The employee experience has become very important in the past few years. Many companies are responding by trying out different kinds of strategies to improve retention and reduce turnover. But how do you measure employee satisfaction and improve your staff’s overall experience at work?
HR analytics helps your HR department monitor employee satisfaction and experience with tools that monitor collaboration and engagement. It can help your HR team review policies, benefits, and compensation to see what needs to improve and which strategies might work.
In addition, you can combine subjective employee surveys with objective analytics to better understand the full picture of employee satisfaction. Doing so will give your HR team and managers a better understanding of what your staff responds to and what you can do to increase their overall work experience and productivity.
Sometimes, the change can be as simple as an office redesign. Improving your work environment has a massive effect on productivity and engagement, and data on how your employees work best can help you determine ways to improve office space planning.
You can do the same thing to optimize your compensation, policies, recruitment processes and ultimately improve employee retention with insights gained from HR analytics.

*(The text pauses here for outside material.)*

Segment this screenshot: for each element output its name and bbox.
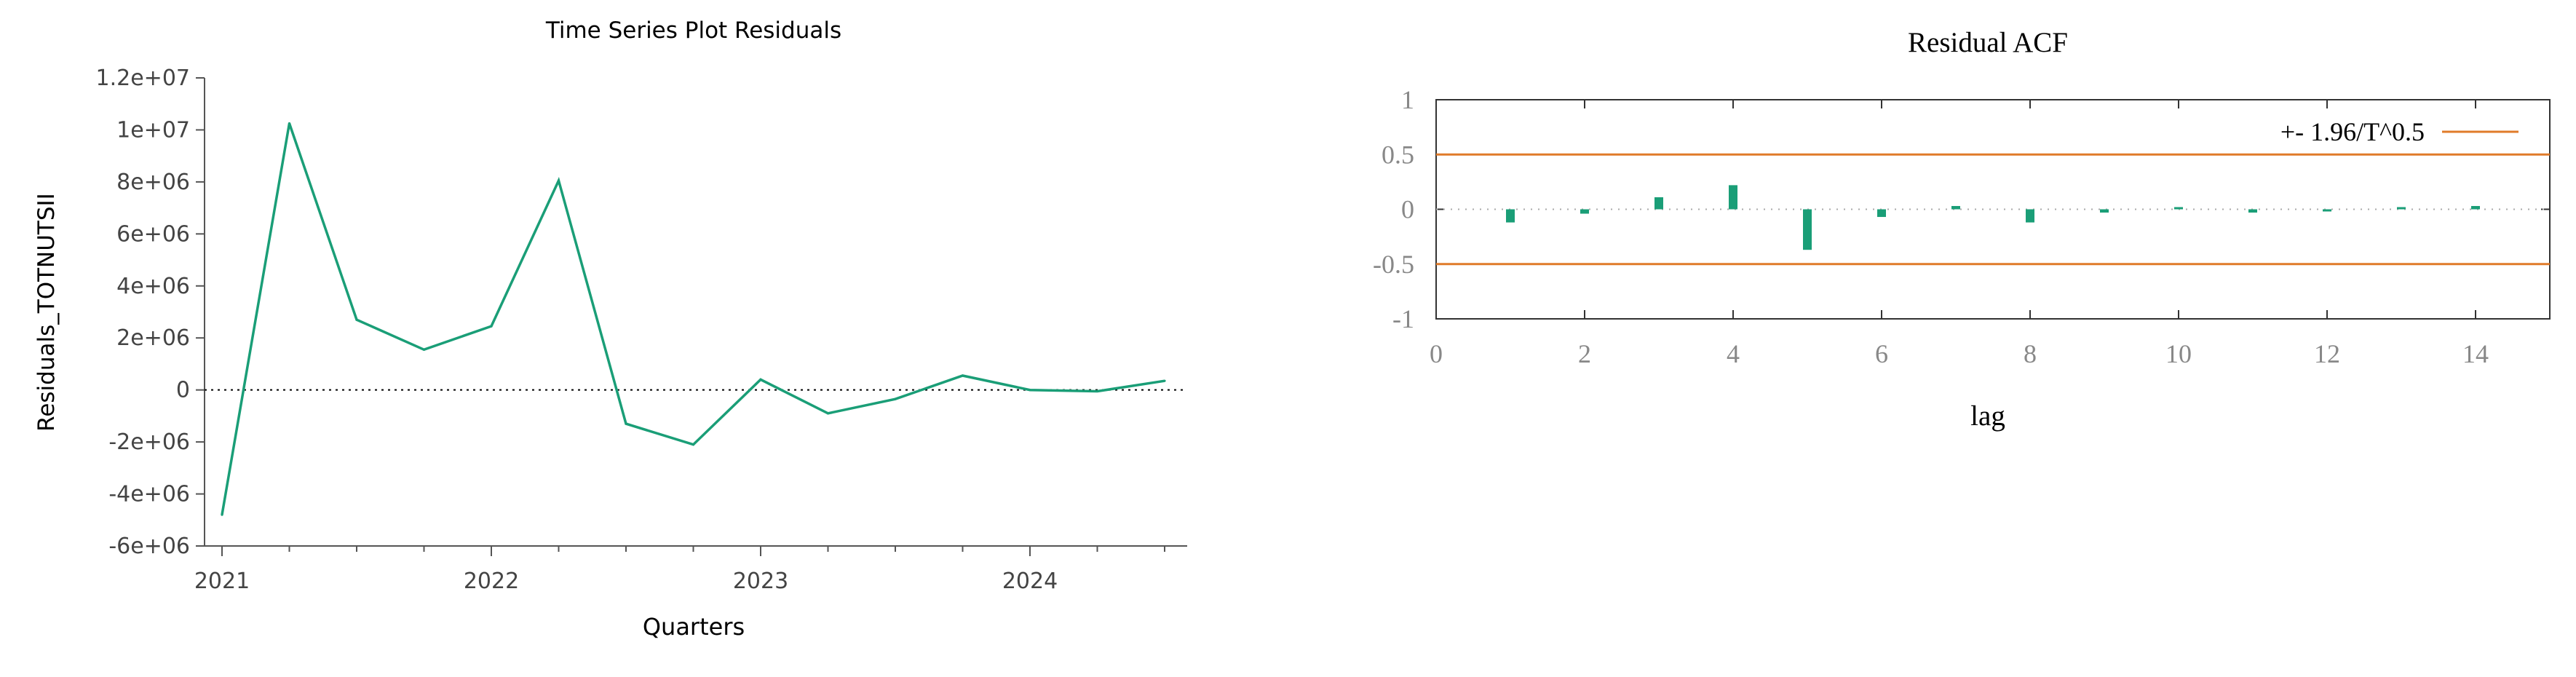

Understanding when employees and teams begin to disengage through less collaboration and other indicators is key to understanding when employees are more likely to consider leaving. Other indicators may include changes in behavior, significant life status changes such as a change in marital status or a move to a new home requiring a longer commute, an increase in the number of sick days taken, poor performance reviews, and similar variables.
With this data, HR teams can take steps to prevent turnover when a valued employee is at risk of churn. HR analytics can also be used to make proactive changes to improve employee retention. For example, if analysis reveals that employees are more likely to leave because they have interacted less with management level mentors, or not receiving a promotion after a certain period, leadership can implement changes such as optimizing the right time to offer promotions and establishing more management interactions to meet employees’ expectations.
Talent is the resource that all businesses need to succeed. You can only have the right people if you know how to attract them, hire them, and keep them. Having the right HR data is therefore essential and helps to maintain a competitive edge, with up to 77% of CEOs agreeing that analytics is a key priority.
HR analytics can help your HR team put valuable data into context and recommend strategies that can help you attract, hire, and keep the best talent.
While HR analytics is only the beginning, it provides you with an insightful way to gather and use employee data more strategically and effectively.